The US dollar tumbled the most in almost two months after a report showed US economic growth fell short of expectations in the second quarter, damping speculation the US Federal Reserve will raise interest rates this year.
The greenback fell against all 16 major currencies tracked by Bloomberg after the US Department of Commerce said GDP rose at a 1.2 percent annualized rate in the April-June period, less than half the 2.5 percent median forecast of economists surveyed by Bloomberg.
Fed officials said after their policy meeting this week that “economic conditions will evolve in a manner that will warrant only gradual increases in the federal funds rate.”
The dollar had been strengthening this month as traders boosted bets that the Fed would raise rates in the coming months after stronger-than-expected data on jobs, retail sales and industrial production.
They will now turn their attention to non-farm payrolls data set to be released on Aug. 5 for clues on the pace of Fed tightening. The drop in the dollar on Friday came after less-aggressive-than-expected monetary stimulus measures from the Bank of Japan sent the yen surging.
“GDP growth is not weak enough to cause panic, but weak enough for the Fed not to hike,” said Arnab Nilim, a money manager at AllianceBernstein LP, which manages US$490 billion in assets. “If non-farm payrolls are stronger, the dollar can come back. Until then, the dollar will be range bound.”
The dollar dropped 0.9 percent to US$1.1174 per euro as of 5pm in New York on Friday. It fell 3.1 percent to ￥102.06. The Bloomberg Dollar Spot Index tumbled by the most since June 3.
Traders are pricing in a 36 percent probability that the Fed raises rates by the end of the year, based on the assumption that the effective fed funds rate will trade at the middle of the new Fed target range after the next increase. That is down from almost 50 percent on Tuesday.
Fed policymakers gather three more times this year, with the next meeting set for Sept. 20 and Sept. 21.
The US dollar fell against the New Taiwan dollar on Friday, shedding NT$0.029 to close at NT$31.926 as traders here were encouraged by gains posted by the yen to pick up the local currency throughout the session, dealers said.
Selling in the US dollar also reflected seasonal fund demand from Taiwanese exporters, who dumped their US currency to buy the NT dollar as the month draws to a close, the dealers said.
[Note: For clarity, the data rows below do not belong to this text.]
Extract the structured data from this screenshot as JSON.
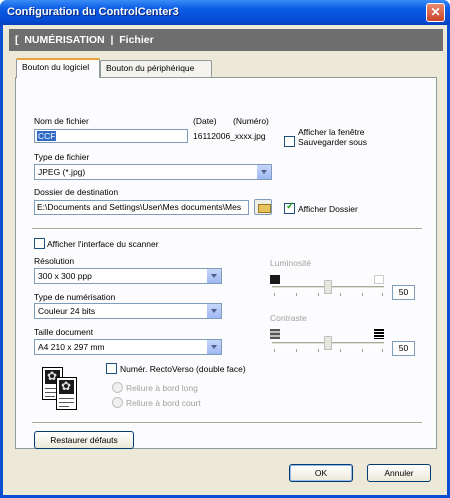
{
  "window": {
    "title": "Configuration du ControlCenter3",
    "close_glyph": "✕"
  },
  "header": {
    "section": "[  NUMÉRISATION  |  Fichier"
  },
  "tabs": [
    {
      "label": "Bouton du logiciel",
      "active": true
    },
    {
      "label": "Bouton du périphérique",
      "active": false
    }
  ],
  "file": {
    "name_label": "Nom de fichier",
    "date_label": "(Date)",
    "number_label": "(Numéro)",
    "name_value": "CCF",
    "generated_name": "16112006_xxxx.jpg",
    "show_save_as_label": "Afficher la fenêtre Sauvegarder sous",
    "show_save_as_checked": false,
    "type_label": "Type de fichier",
    "type_value": "JPEG (*.jpg)",
    "dest_label": "Dossier de destination",
    "dest_value": "E:\\Documents and Settings\\User\\Mes documents\\Mes",
    "show_folder_label": "Afficher Dossier",
    "show_folder_checked": true
  },
  "scanner": {
    "show_interface_label": "Afficher l'interface du scanner",
    "show_interface_checked": false,
    "resolution_label": "Résolution",
    "resolution_value": "300 x 300 ppp",
    "scan_type_label": "Type de numérisation",
    "scan_type_value": "Couleur 24 bits",
    "doc_size_label": "Taille document",
    "doc_size_value": "A4 210 x 297 mm",
    "duplex_label": "Numér. RectoVerso (double face)",
    "duplex_checked": false,
    "long_edge_label": "Reliure à bord long",
    "short_edge_label": "Reliure à bord court",
    "brightness_label": "Luminosité",
    "brightness_value": "50",
    "contrast_label": "Contraste",
    "contrast_value": "50"
  },
  "buttons": {
    "restore": "Restaurer défauts",
    "ok": "OK",
    "cancel": "Annuler"
  }
}
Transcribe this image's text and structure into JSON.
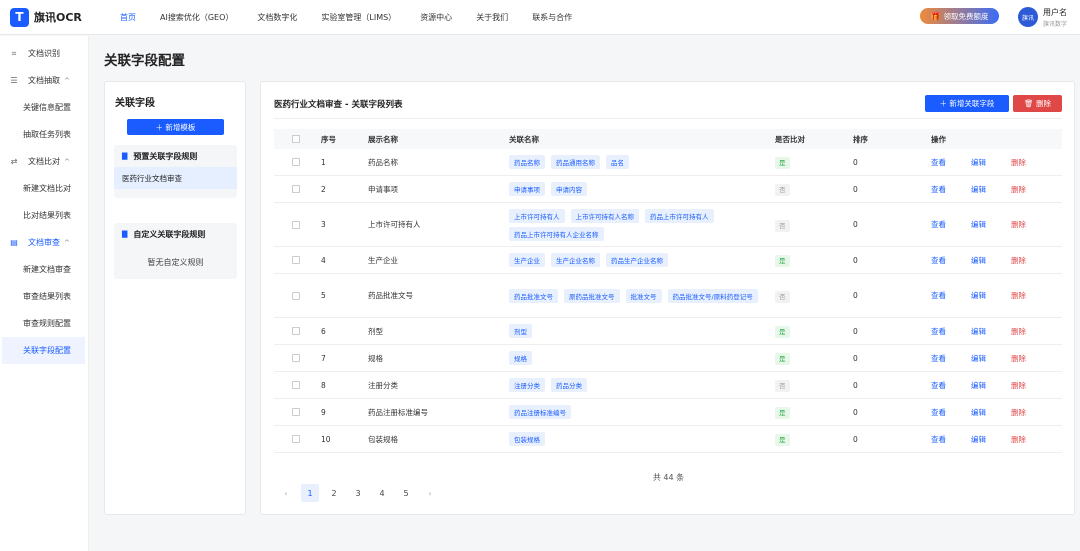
{
  "header": {
    "logo_mark": "T",
    "logo_text": "旗讯OCR",
    "nav": [
      {
        "label": "首页",
        "active": true
      },
      {
        "label": "AI搜索优化（GEO）"
      },
      {
        "label": "文档数字化"
      },
      {
        "label": "实验室管理（LIMS）"
      },
      {
        "label": "资源中心"
      },
      {
        "label": "关于我们"
      },
      {
        "label": "联系与合作"
      }
    ],
    "promo_icon": "gift-icon",
    "promo_label": "领取免费额度",
    "avatar_text": "旗讯",
    "user_name": "用户名",
    "user_org": "旗讯数字"
  },
  "sidebar": {
    "items": [
      {
        "label": "文档识别",
        "icon": "scan-icon",
        "glyph": "⌗",
        "type": "top"
      },
      {
        "label": "文档抽取",
        "icon": "list-icon",
        "glyph": "☰",
        "type": "group",
        "caret": "^"
      },
      {
        "label": "关键信息配置",
        "type": "sub"
      },
      {
        "label": "抽取任务列表",
        "type": "sub"
      },
      {
        "label": "文档比对",
        "icon": "compare-icon",
        "glyph": "⇄",
        "type": "group",
        "caret": "^"
      },
      {
        "label": "新建文档比对",
        "type": "sub"
      },
      {
        "label": "比对结果列表",
        "type": "sub"
      },
      {
        "label": "文档审查",
        "icon": "review-icon",
        "glyph": "▤",
        "type": "group-active",
        "caret": "^"
      },
      {
        "label": "新建文档审查",
        "type": "sub"
      },
      {
        "label": "审查结果列表",
        "type": "sub"
      },
      {
        "label": "审查规则配置",
        "type": "sub"
      },
      {
        "label": "关联字段配置",
        "type": "active"
      }
    ]
  },
  "page": {
    "title": "关联字段配置"
  },
  "left_panel": {
    "title": "关联字段",
    "new_template_label": "＋ 新增模板",
    "preset_title": "预置关联字段规则",
    "preset_rule": "医药行业文档审查",
    "custom_title": "自定义关联字段规则",
    "custom_empty": "暂无自定义规则"
  },
  "main_panel": {
    "title": "医药行业文档审查 - 关联字段列表",
    "add_label": "＋ 新增关联字段",
    "delete_label": "🗑 删除",
    "columns": [
      "序号",
      "展示名称",
      "关联名称",
      "是否比对",
      "排序",
      "操作"
    ],
    "rows": [
      {
        "no": "1",
        "name": "药品名称",
        "tags": [
          "药品名称",
          "药品通用名称",
          "品名"
        ],
        "compare": "是",
        "sort": "0"
      },
      {
        "no": "2",
        "name": "申请事项",
        "tags": [
          "申请事项",
          "申请内容"
        ],
        "compare": "否",
        "sort": "0"
      },
      {
        "no": "3",
        "name": "上市许可持有人",
        "tags": [
          "上市许可持有人",
          "上市许可持有人名称",
          "药品上市许可持有人",
          "药品上市许可持有人企业名称"
        ],
        "compare": "否",
        "sort": "0"
      },
      {
        "no": "4",
        "name": "生产企业",
        "tags": [
          "生产企业",
          "生产企业名称",
          "药品生产企业名称"
        ],
        "compare": "是",
        "sort": "0"
      },
      {
        "no": "5",
        "name": "药品批准文号",
        "tags": [
          "药品批准文号",
          "原药品批准文号",
          "批准文号",
          "药品批准文号/原料药登记号"
        ],
        "compare": "否",
        "sort": "0"
      },
      {
        "no": "6",
        "name": "剂型",
        "tags": [
          "剂型"
        ],
        "compare": "是",
        "sort": "0"
      },
      {
        "no": "7",
        "name": "规格",
        "tags": [
          "规格"
        ],
        "compare": "是",
        "sort": "0"
      },
      {
        "no": "8",
        "name": "注册分类",
        "tags": [
          "注册分类",
          "药品分类"
        ],
        "compare": "否",
        "sort": "0"
      },
      {
        "no": "9",
        "name": "药品注册标准编号",
        "tags": [
          "药品注册标准编号"
        ],
        "compare": "是",
        "sort": "0"
      },
      {
        "no": "10",
        "name": "包装规格",
        "tags": [
          "包装规格"
        ],
        "compare": "是",
        "sort": "0"
      }
    ],
    "ops": {
      "view": "查看",
      "edit": "编辑",
      "del": "删除"
    },
    "total": "共 44 条",
    "pages": [
      "1",
      "2",
      "3",
      "4",
      "5"
    ],
    "prev": "‹",
    "next": "›"
  },
  "colors": {
    "primary": "#1a5cff",
    "danger": "#e04848",
    "success": "#2eaa4a"
  }
}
The US dollar stayed at a low since Aug. 1 last year, when the currency closed at NT$31.76. The US currency fell 0.45 percent against the NT dollar for the week, from NT32.07 on Friday last week.
South Korea’s won posted the biggest monthly gain among Asian currencies as overseas investors boosted holdings of the nation’s stocks amid improving demand for higher-yielding assets.
The won strengthened 2.8 percent percent in July as Asia’s fourth-largest economy reported economic data and corporate earnings that beat analysts’ forecasts. The currency also rallied after the Bank of Korea refrained from cutting interest rates.
Malaysia’s ringgit has been Asia’s worst performer this month, losing 0.7 percent.
The British pound is heading for its third monthly decline as investors anticipate the Bank of England (BOE) will cut interest rates and add stimulus to stem a potential fallout from Brexit.
Sterling has weakened versus all of its 16 major peers in the past three months and remains under pressure as economic consequences of Britain’s vote last month to exit the EU begin to surface. Swaps pricing show a 100 percent chance the BOE will reduce its main interest rate from a record-low 0.5 percent, where it’s been since March 2009.
Brexit has been the main driver for the pound, according to Ned Rumpletin, the London-based European head of currency strategy at Toronto Dominion Bank. He predicts “aggressive action from the BOE” which will “fuel extended declines in the pound.”
The pound climbed 0.8 percent to US$1.3270 as of 4:28pm London time. That reduced its loss this month to 0.3 percent, after depreciating almost 9 percent in the previous two months. Sterling was little changed at ￡0.8417 per euro, putting it on course for a 0.8 percent decline this month.